Figure 1. Domain Organization and Activators of Class I PI 3-kinases

The Class IA PI 3-kinases consist of a p85 regulatory subunit containing SH3, BCR, proline-rich, SH2 and coiled-coil (iSH2) domains, and a p110 catalytic subunit (in yellow) containing an Adapter Binding Domain (ABD), a Ras Binding Domain (RBD), C2, helical and kinase domains. Shorter isoforms of p85 (p55α, p50α, p55γ) contain a truncated N-terminal segment linked to the first SH2 domain. The Class IB PI 3-kinase consists of structurally uncharacterized p87/84 or p101 regulatory subunits bound to a p110γ catalytic subunit (in yellow), whose domain organization is similar to that of Class IA PI 3-kinases.

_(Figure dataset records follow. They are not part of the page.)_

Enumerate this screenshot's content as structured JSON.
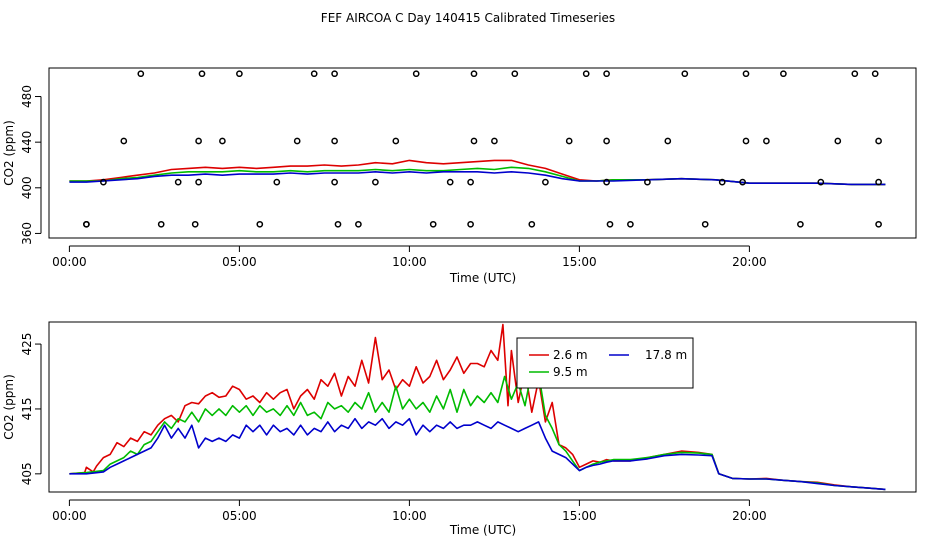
{
  "title": "FEF AIRCOA C  Day 140415  Calibrated Timeseries",
  "colors": {
    "s1": "#dd0000",
    "s2": "#00bb00",
    "s3": "#0000cc",
    "axis": "#000000",
    "background": "#ffffff"
  },
  "chart_data": [
    {
      "type": "line",
      "xlabel": "Time (UTC)",
      "ylabel": "CO2 (ppm)",
      "x_range_hours": [
        -0.6,
        24.9
      ],
      "ylim": [
        356,
        505
      ],
      "xticks": [
        {
          "v": 0,
          "label": "00:00"
        },
        {
          "v": 5,
          "label": "05:00"
        },
        {
          "v": 10,
          "label": "10:00"
        },
        {
          "v": 15,
          "label": "15:00"
        },
        {
          "v": 20,
          "label": "20:00"
        }
      ],
      "yticks": [
        {
          "v": 360,
          "label": "360"
        },
        {
          "v": 400,
          "label": "400"
        },
        {
          "v": 440,
          "label": "440"
        },
        {
          "v": 480,
          "label": "480"
        }
      ],
      "series": [
        {
          "color_key": "s1",
          "x": [
            0,
            0.5,
            1,
            1.5,
            2,
            2.5,
            3,
            3.5,
            4,
            4.5,
            5,
            5.5,
            6,
            6.5,
            7,
            7.5,
            8,
            8.5,
            9,
            9.5,
            10,
            10.5,
            11,
            11.5,
            12,
            12.5,
            13,
            13.5,
            14,
            14.5,
            15,
            15.5,
            16,
            17,
            18,
            19,
            20,
            21,
            22,
            23,
            24
          ],
          "y": [
            406,
            406,
            407,
            409,
            411,
            413,
            416,
            417,
            418,
            417,
            418,
            417,
            418,
            419,
            419,
            420,
            419,
            420,
            422,
            421,
            424,
            422,
            421,
            422,
            423,
            424,
            424,
            420,
            417,
            412,
            407,
            406,
            407,
            407,
            408,
            407,
            404,
            404,
            404,
            403,
            403
          ]
        },
        {
          "color_key": "s2",
          "x": [
            0,
            0.5,
            1,
            1.5,
            2,
            2.5,
            3,
            3.5,
            4,
            4.5,
            5,
            5.5,
            6,
            6.5,
            7,
            7.5,
            8,
            8.5,
            9,
            9.5,
            10,
            10.5,
            11,
            11.5,
            12,
            12.5,
            13,
            13.5,
            14,
            14.5,
            15,
            15.5,
            16,
            17,
            18,
            19,
            20,
            21,
            22,
            23,
            24
          ],
          "y": [
            406,
            406,
            406,
            408,
            409,
            411,
            413,
            414,
            414,
            414,
            415,
            414,
            414,
            415,
            414,
            415,
            415,
            415,
            416,
            415,
            416,
            415,
            415,
            416,
            417,
            416,
            418,
            417,
            414,
            410,
            406,
            406,
            407,
            407,
            408,
            407,
            404,
            404,
            404,
            403,
            403
          ]
        },
        {
          "color_key": "s3",
          "x": [
            0,
            0.5,
            1,
            1.5,
            2,
            2.5,
            3,
            3.5,
            4,
            4.5,
            5,
            5.5,
            6,
            6.5,
            7,
            7.5,
            8,
            8.5,
            9,
            9.5,
            10,
            10.5,
            11,
            11.5,
            12,
            12.5,
            13,
            13.5,
            14,
            14.5,
            15,
            15.5,
            16,
            17,
            18,
            19,
            20,
            21,
            22,
            23,
            24
          ],
          "y": [
            405,
            405,
            406,
            407,
            408,
            410,
            411,
            411,
            412,
            411,
            412,
            412,
            412,
            413,
            412,
            413,
            413,
            413,
            414,
            413,
            414,
            413,
            414,
            414,
            414,
            413,
            414,
            413,
            411,
            408,
            406,
            406,
            406,
            407,
            408,
            407,
            404,
            404,
            404,
            403,
            403
          ]
        }
      ],
      "points": {
        "x": [
          0.5,
          2.1,
          3.9,
          5.0,
          7.2,
          7.8,
          10.2,
          11.9,
          13.1,
          15.2,
          15.8,
          18.1,
          19.9,
          21.0,
          23.1,
          23.7,
          1.6,
          3.8,
          4.5,
          6.7,
          7.8,
          9.6,
          11.9,
          12.5,
          14.7,
          15.8,
          17.6,
          19.9,
          20.5,
          22.6,
          23.8,
          1.0,
          3.2,
          3.8,
          6.1,
          7.8,
          9.0,
          11.2,
          11.8,
          14.0,
          15.8,
          17.0,
          19.2,
          19.8,
          22.1,
          23.8,
          0.5,
          2.7,
          3.7,
          5.6,
          7.9,
          8.5,
          10.7,
          11.8,
          13.6,
          15.9,
          16.5,
          18.7,
          21.5,
          23.8
        ],
        "y": [
          368,
          500,
          500,
          500,
          500,
          500,
          500,
          500,
          500,
          500,
          500,
          500,
          500,
          500,
          500,
          500,
          441,
          441,
          441,
          441,
          441,
          441,
          441,
          441,
          441,
          441,
          441,
          441,
          441,
          441,
          441,
          405,
          405,
          405,
          405,
          405,
          405,
          405,
          405,
          405,
          405,
          405,
          405,
          405,
          405,
          405,
          368,
          368,
          368,
          368,
          368,
          368,
          368,
          368,
          368,
          368,
          368,
          368,
          368,
          368
        ]
      }
    },
    {
      "type": "line",
      "xlabel": "Time (UTC)",
      "ylabel": "CO2 (ppm)",
      "x_range_hours": [
        -0.6,
        24.9
      ],
      "ylim": [
        402.2,
        428.4
      ],
      "xticks": [
        {
          "v": 0,
          "label": "00:00"
        },
        {
          "v": 5,
          "label": "05:00"
        },
        {
          "v": 10,
          "label": "10:00"
        },
        {
          "v": 15,
          "label": "15:00"
        },
        {
          "v": 20,
          "label": "20:00"
        }
      ],
      "yticks": [
        {
          "v": 405,
          "label": "405"
        },
        {
          "v": 415,
          "label": "415"
        },
        {
          "v": 425,
          "label": "425"
        }
      ],
      "legend": {
        "placement": "top-right",
        "entries": [
          {
            "label": "2.6 m",
            "color_key": "s1"
          },
          {
            "label": "17.8 m",
            "color_key": "s3"
          },
          {
            "label": "9.5 m",
            "color_key": "s2"
          }
        ]
      },
      "series": [
        {
          "name": "2.6 m",
          "color_key": "s1",
          "x": [
            0.0,
            0.45,
            0.5,
            0.7,
            0.8,
            1.0,
            1.2,
            1.4,
            1.6,
            1.8,
            2.0,
            2.2,
            2.4,
            2.6,
            2.8,
            3.0,
            3.2,
            3.4,
            3.6,
            3.8,
            4.0,
            4.2,
            4.4,
            4.6,
            4.8,
            5.0,
            5.2,
            5.4,
            5.6,
            5.8,
            6.0,
            6.2,
            6.4,
            6.6,
            6.8,
            7.0,
            7.2,
            7.4,
            7.6,
            7.8,
            8.0,
            8.2,
            8.4,
            8.6,
            8.8,
            9.0,
            9.2,
            9.4,
            9.6,
            9.8,
            10.0,
            10.2,
            10.4,
            10.6,
            10.8,
            11.0,
            11.2,
            11.4,
            11.6,
            11.8,
            12.0,
            12.2,
            12.4,
            12.6,
            12.75,
            12.9,
            13.0,
            13.2,
            13.4,
            13.6,
            13.8,
            14.0,
            14.2,
            14.4,
            14.6,
            14.8,
            15.0,
            15.2,
            15.4,
            15.6,
            15.8,
            16.0,
            16.5,
            17.0,
            17.5,
            18.0,
            18.5,
            18.9,
            19.1,
            19.5,
            20.0,
            20.5,
            21.0,
            21.5,
            22.0,
            22.5,
            23.0,
            23.5,
            24.0
          ],
          "y": [
            405.0,
            405.2,
            406.0,
            405.3,
            406.2,
            407.5,
            408.0,
            409.8,
            409.2,
            410.5,
            410.0,
            411.5,
            411.0,
            412.5,
            413.5,
            414.0,
            413.0,
            415.5,
            416.0,
            415.8,
            417.0,
            417.5,
            416.8,
            417.0,
            418.5,
            418.0,
            416.5,
            417.0,
            416.0,
            417.5,
            416.5,
            417.5,
            418.0,
            415.0,
            417.0,
            418.0,
            416.5,
            419.5,
            418.5,
            420.5,
            417.0,
            420.0,
            418.5,
            422.5,
            419.0,
            426.0,
            419.5,
            421.0,
            418.0,
            419.5,
            418.5,
            421.5,
            419.0,
            420.0,
            422.5,
            419.5,
            421.0,
            423.0,
            420.5,
            422.0,
            422.0,
            421.5,
            424.0,
            422.5,
            428.0,
            415.5,
            424.0,
            416.0,
            421.0,
            414.5,
            419.5,
            413.0,
            416.0,
            409.5,
            409.0,
            408.0,
            406.0,
            406.5,
            407.0,
            406.8,
            407.2,
            407.0,
            407.0,
            407.5,
            408.0,
            408.5,
            408.3,
            408.0,
            405.0,
            404.3,
            404.2,
            404.3,
            404.0,
            403.8,
            403.7,
            403.3,
            403.0,
            402.8,
            402.6
          ]
        },
        {
          "name": "9.5 m",
          "color_key": "s2",
          "x": [
            0.0,
            0.5,
            1.0,
            1.2,
            1.4,
            1.6,
            1.8,
            2.0,
            2.2,
            2.4,
            2.6,
            2.8,
            3.0,
            3.2,
            3.4,
            3.6,
            3.8,
            4.0,
            4.2,
            4.4,
            4.6,
            4.8,
            5.0,
            5.2,
            5.4,
            5.6,
            5.8,
            6.0,
            6.2,
            6.4,
            6.6,
            6.8,
            7.0,
            7.2,
            7.4,
            7.6,
            7.8,
            8.0,
            8.2,
            8.4,
            8.6,
            8.8,
            9.0,
            9.2,
            9.4,
            9.6,
            9.8,
            10.0,
            10.2,
            10.4,
            10.6,
            10.8,
            11.0,
            11.2,
            11.4,
            11.6,
            11.8,
            12.0,
            12.2,
            12.4,
            12.6,
            12.8,
            13.0,
            13.2,
            13.4,
            13.6,
            13.8,
            14.0,
            14.2,
            14.4,
            14.6,
            14.8,
            15.0,
            15.2,
            15.4,
            15.6,
            15.8,
            16.0,
            16.5,
            17.0,
            17.5,
            18.0,
            18.5,
            18.9,
            19.1,
            19.5,
            20.0,
            20.5,
            21.0,
            21.5,
            22.0,
            22.5,
            23.0,
            23.5,
            24.0
          ],
          "y": [
            405.0,
            405.2,
            405.5,
            406.5,
            407.0,
            407.5,
            408.5,
            408.0,
            409.5,
            410.0,
            411.5,
            413.0,
            412.0,
            413.5,
            413.0,
            414.5,
            413.0,
            415.0,
            414.0,
            415.0,
            414.0,
            415.5,
            414.5,
            415.5,
            414.0,
            415.5,
            414.5,
            415.0,
            414.0,
            415.5,
            414.0,
            416.0,
            414.0,
            414.5,
            413.5,
            416.0,
            415.0,
            415.5,
            414.5,
            416.0,
            415.0,
            417.5,
            414.5,
            416.0,
            414.5,
            418.5,
            415.0,
            416.5,
            415.0,
            416.0,
            414.5,
            417.0,
            415.0,
            418.0,
            414.5,
            418.0,
            415.5,
            417.0,
            416.0,
            417.5,
            416.0,
            420.0,
            416.5,
            419.0,
            415.5,
            421.0,
            420.5,
            414.0,
            412.0,
            409.5,
            408.5,
            407.0,
            405.5,
            406.0,
            406.5,
            406.8,
            407.0,
            407.2,
            407.2,
            407.5,
            408.0,
            408.3,
            408.2,
            408.0,
            405.0,
            404.3,
            404.2,
            404.2,
            404.0,
            403.8,
            403.6,
            403.2,
            403.0,
            402.8,
            402.6
          ]
        },
        {
          "name": "17.8 m",
          "color_key": "s3",
          "x": [
            0.0,
            0.5,
            1.0,
            1.2,
            1.4,
            1.6,
            1.8,
            2.0,
            2.2,
            2.4,
            2.6,
            2.8,
            3.0,
            3.2,
            3.4,
            3.6,
            3.8,
            4.0,
            4.2,
            4.4,
            4.6,
            4.8,
            5.0,
            5.2,
            5.4,
            5.6,
            5.8,
            6.0,
            6.2,
            6.4,
            6.6,
            6.8,
            7.0,
            7.2,
            7.4,
            7.6,
            7.8,
            8.0,
            8.2,
            8.4,
            8.6,
            8.8,
            9.0,
            9.2,
            9.4,
            9.6,
            9.8,
            10.0,
            10.2,
            10.4,
            10.6,
            10.8,
            11.0,
            11.2,
            11.4,
            11.6,
            11.8,
            12.0,
            12.2,
            12.4,
            12.6,
            12.8,
            13.0,
            13.2,
            13.4,
            13.6,
            13.8,
            14.0,
            14.2,
            14.4,
            14.6,
            14.8,
            15.0,
            15.2,
            15.4,
            15.6,
            15.8,
            16.0,
            16.5,
            17.0,
            17.5,
            18.0,
            18.5,
            18.9,
            19.1,
            19.5,
            20.0,
            20.5,
            21.0,
            21.5,
            22.0,
            22.5,
            23.0,
            23.5,
            24.0
          ],
          "y": [
            405.0,
            405.0,
            405.3,
            406.0,
            406.5,
            407.0,
            407.5,
            408.0,
            408.5,
            409.0,
            410.5,
            412.5,
            410.5,
            412.0,
            410.5,
            412.5,
            409.0,
            410.5,
            410.0,
            410.5,
            410.0,
            411.0,
            410.5,
            412.5,
            411.5,
            412.5,
            411.0,
            412.5,
            411.5,
            412.0,
            411.0,
            412.5,
            411.0,
            412.0,
            411.5,
            413.0,
            411.5,
            412.5,
            412.0,
            413.5,
            412.0,
            413.0,
            412.5,
            413.5,
            412.0,
            413.0,
            412.5,
            413.5,
            411.0,
            412.5,
            411.5,
            412.5,
            412.0,
            413.0,
            412.0,
            412.5,
            412.5,
            413.0,
            412.5,
            412.0,
            413.0,
            412.5,
            412.0,
            411.5,
            412.0,
            412.5,
            413.0,
            410.5,
            408.5,
            408.0,
            407.5,
            406.5,
            405.5,
            406.0,
            406.3,
            406.5,
            406.8,
            407.0,
            407.0,
            407.3,
            407.8,
            408.0,
            407.9,
            407.8,
            405.0,
            404.3,
            404.2,
            404.2,
            404.0,
            403.8,
            403.5,
            403.2,
            403.0,
            402.8,
            402.6
          ]
        }
      ]
    }
  ]
}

The mechanism of p87/p101 binding to p110γ is not yet known, but involves both the N- and C-terminal regions of p110γ [120]. Of the upstream activators shown, Ras binding regulates p85/p110α and p85/p110δ but not p85/p110β. Gγ regulates p85/p110β and p101/p110γ but not p85/p110α or p85/p110δ.

Figure 2. Pathways to isoform-specific PI 3-kinase activation

While no one PI 3-kinase activator yields specific or preferential activation of any one PI 3-kinase isoform, combinations of activators and distinct activator locations could allow differential activation of distinct PI 3-kinases.